Dies ist auch ein Grund, warum hochwertige Mikronährstoffe natürlichen Ursprungs, so bedeutend für mehr Vitalität und Wohlbefinden sind.

3 Dinge können uns bei der Grundversorgung behilflich sein.

  1. Optimaler Schutz für die Zellen
  2. Spezielle Omega-3-Fettsäuren & Co., die reich an EPA und DHA sind ( frei von Schadstoffen ! )
  3. Ein täglicher Shake voller Vitalstoffe, Vitamine, Mineralstoffe … – Ballaststoffe und Darmbakterien sorgen für eine sanfte Reinigung des Darms.

Vom Zahnarzt kennen wir den Spruch “Vorbeugen ist besser als Bohren”. Wer bis ins hohe Alter vital, fit und unabhängig sein will sollte sich rechtzeitig mit dem Vorbeugen, der Prävention, beschäftigen, damit er sein Leben möglichst lange genießen kann.

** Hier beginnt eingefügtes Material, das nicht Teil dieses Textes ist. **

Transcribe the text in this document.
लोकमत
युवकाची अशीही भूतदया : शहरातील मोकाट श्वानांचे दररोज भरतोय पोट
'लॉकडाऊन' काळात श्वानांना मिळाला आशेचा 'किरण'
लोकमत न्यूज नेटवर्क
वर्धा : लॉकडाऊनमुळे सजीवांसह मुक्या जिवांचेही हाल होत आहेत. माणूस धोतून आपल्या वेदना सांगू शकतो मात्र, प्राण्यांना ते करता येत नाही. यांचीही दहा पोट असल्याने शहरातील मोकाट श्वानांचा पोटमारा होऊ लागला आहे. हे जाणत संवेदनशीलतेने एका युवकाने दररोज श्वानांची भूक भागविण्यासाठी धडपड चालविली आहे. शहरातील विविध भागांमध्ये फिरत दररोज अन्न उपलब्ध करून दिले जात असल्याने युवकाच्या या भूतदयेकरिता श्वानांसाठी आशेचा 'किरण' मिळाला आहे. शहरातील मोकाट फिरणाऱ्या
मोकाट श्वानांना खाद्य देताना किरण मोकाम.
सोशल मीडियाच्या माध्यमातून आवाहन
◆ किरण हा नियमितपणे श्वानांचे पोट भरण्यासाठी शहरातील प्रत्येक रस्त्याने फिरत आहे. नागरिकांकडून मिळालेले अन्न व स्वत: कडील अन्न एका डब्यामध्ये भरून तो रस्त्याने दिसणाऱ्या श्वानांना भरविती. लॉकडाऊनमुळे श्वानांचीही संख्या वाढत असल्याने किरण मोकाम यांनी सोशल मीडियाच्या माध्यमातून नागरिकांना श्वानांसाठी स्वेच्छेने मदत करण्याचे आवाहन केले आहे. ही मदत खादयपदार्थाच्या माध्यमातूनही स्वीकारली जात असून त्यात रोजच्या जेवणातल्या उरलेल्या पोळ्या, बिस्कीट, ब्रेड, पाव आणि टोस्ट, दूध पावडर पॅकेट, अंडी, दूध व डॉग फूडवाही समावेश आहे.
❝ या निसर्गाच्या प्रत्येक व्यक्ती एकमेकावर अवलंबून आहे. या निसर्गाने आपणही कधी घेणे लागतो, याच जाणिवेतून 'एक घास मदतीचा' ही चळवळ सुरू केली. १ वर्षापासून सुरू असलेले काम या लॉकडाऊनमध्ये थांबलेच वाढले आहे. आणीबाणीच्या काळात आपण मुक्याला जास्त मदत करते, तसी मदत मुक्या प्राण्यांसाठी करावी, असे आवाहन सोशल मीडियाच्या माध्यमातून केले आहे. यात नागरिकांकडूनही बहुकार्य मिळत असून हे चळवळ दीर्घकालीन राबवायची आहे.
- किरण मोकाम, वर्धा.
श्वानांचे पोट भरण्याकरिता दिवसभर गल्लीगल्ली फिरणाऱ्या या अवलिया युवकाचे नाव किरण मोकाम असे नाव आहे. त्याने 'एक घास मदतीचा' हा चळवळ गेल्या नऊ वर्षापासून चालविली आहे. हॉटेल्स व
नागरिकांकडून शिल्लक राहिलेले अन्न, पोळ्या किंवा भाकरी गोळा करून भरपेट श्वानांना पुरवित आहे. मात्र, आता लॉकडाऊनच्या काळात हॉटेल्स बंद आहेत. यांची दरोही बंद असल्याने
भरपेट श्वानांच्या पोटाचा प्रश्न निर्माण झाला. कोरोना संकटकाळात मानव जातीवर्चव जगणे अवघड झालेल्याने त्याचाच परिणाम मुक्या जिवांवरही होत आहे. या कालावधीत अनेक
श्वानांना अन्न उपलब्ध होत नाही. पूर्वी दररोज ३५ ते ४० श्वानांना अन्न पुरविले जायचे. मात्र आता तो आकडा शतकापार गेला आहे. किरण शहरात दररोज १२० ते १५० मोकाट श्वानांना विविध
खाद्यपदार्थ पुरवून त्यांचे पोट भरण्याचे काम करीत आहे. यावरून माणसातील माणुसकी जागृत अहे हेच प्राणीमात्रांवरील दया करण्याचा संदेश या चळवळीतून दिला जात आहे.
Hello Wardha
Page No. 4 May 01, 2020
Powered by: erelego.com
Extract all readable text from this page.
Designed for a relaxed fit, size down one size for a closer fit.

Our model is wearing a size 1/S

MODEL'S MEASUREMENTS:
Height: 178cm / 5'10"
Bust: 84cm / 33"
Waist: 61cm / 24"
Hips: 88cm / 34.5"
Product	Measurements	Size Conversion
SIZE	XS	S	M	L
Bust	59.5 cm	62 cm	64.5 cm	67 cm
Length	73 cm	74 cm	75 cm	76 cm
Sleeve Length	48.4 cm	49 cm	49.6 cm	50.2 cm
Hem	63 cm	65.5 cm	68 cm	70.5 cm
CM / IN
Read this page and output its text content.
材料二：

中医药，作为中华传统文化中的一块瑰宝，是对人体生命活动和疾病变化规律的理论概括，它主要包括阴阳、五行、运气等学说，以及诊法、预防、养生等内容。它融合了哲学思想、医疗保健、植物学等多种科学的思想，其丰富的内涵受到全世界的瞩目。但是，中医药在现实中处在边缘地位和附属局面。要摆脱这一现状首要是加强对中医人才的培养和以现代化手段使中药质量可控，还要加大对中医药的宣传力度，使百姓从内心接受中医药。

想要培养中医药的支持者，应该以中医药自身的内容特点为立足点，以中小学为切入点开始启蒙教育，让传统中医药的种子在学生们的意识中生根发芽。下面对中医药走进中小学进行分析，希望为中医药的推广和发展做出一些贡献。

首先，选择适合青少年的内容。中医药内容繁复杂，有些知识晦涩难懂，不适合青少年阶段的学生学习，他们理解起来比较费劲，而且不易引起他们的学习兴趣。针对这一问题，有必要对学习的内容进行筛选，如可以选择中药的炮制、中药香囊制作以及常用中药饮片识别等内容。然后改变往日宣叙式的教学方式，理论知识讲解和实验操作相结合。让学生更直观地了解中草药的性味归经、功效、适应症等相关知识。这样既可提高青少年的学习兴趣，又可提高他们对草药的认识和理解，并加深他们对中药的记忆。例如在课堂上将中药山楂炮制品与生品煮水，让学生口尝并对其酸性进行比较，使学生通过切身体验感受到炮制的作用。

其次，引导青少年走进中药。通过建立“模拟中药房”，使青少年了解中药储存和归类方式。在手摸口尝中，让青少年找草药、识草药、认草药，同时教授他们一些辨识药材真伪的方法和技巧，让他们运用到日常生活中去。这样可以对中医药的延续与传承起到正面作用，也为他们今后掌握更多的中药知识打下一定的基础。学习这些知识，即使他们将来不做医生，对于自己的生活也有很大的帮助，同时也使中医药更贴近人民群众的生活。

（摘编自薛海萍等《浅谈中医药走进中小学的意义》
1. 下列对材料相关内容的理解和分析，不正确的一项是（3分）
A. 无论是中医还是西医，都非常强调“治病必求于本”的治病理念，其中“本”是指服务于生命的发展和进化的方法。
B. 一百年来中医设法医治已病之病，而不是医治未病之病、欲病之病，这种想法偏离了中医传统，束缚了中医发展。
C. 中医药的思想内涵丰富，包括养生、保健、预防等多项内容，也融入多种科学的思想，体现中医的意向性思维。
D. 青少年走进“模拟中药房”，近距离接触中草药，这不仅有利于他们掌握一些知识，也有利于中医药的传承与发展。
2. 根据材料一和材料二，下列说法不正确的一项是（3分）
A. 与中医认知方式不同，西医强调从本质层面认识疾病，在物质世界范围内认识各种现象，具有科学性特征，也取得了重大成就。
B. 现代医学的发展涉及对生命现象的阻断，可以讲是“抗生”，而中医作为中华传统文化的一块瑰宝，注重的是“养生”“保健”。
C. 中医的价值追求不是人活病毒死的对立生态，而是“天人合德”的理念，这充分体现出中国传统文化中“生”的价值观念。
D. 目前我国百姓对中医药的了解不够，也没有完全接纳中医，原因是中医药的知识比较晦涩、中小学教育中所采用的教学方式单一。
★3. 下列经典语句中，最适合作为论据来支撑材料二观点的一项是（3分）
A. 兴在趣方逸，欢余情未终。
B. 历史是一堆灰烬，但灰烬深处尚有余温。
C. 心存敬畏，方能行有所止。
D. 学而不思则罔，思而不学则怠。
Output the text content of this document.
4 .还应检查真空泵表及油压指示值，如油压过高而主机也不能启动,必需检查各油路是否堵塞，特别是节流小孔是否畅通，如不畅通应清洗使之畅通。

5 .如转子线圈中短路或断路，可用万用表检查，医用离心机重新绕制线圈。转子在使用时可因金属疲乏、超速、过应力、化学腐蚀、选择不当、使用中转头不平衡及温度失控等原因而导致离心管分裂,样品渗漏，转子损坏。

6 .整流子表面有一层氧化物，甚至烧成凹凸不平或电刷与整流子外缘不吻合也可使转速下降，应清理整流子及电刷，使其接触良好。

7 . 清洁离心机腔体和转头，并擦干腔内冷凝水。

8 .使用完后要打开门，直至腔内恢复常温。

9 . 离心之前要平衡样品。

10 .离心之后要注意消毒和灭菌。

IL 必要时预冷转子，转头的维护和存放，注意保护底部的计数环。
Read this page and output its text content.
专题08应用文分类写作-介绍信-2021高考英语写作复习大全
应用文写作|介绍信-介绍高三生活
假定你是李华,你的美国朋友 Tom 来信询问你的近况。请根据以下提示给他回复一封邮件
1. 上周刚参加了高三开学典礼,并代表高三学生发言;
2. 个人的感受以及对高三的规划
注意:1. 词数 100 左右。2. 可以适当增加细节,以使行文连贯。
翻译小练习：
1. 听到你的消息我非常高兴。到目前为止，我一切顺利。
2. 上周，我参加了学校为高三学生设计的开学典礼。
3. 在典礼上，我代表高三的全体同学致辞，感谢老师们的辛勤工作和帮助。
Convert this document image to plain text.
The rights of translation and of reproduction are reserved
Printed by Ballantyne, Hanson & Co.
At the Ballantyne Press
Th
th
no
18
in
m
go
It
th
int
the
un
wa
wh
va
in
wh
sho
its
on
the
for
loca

Wenn unser Körper ein ganzes Leben lang fit, vital und attraktiv bleiben soll, dann sollten wir uns um ihn kümmern. Lassen Sie sich zeigen wie auch Sie auf ganz natürliche Weise vitaler, energiegeladener, leistungsfähiger und resistenter gegen Stress werden können.

Lernen Sie 2 Möglichkeiten kennen die Ihnen helfen wieder in ihre Kraft zu kommen. Sie sind lebensverändernd. Sie können ihr Immunsystem stärken, sind nicht mehr müde oder abgeschlagen, verlierenein paar ungewollte Kilos, sind fitter und sehen jünger aus. Ausserdem können sie Ihnen helfen freier und unabhängiger zu sein.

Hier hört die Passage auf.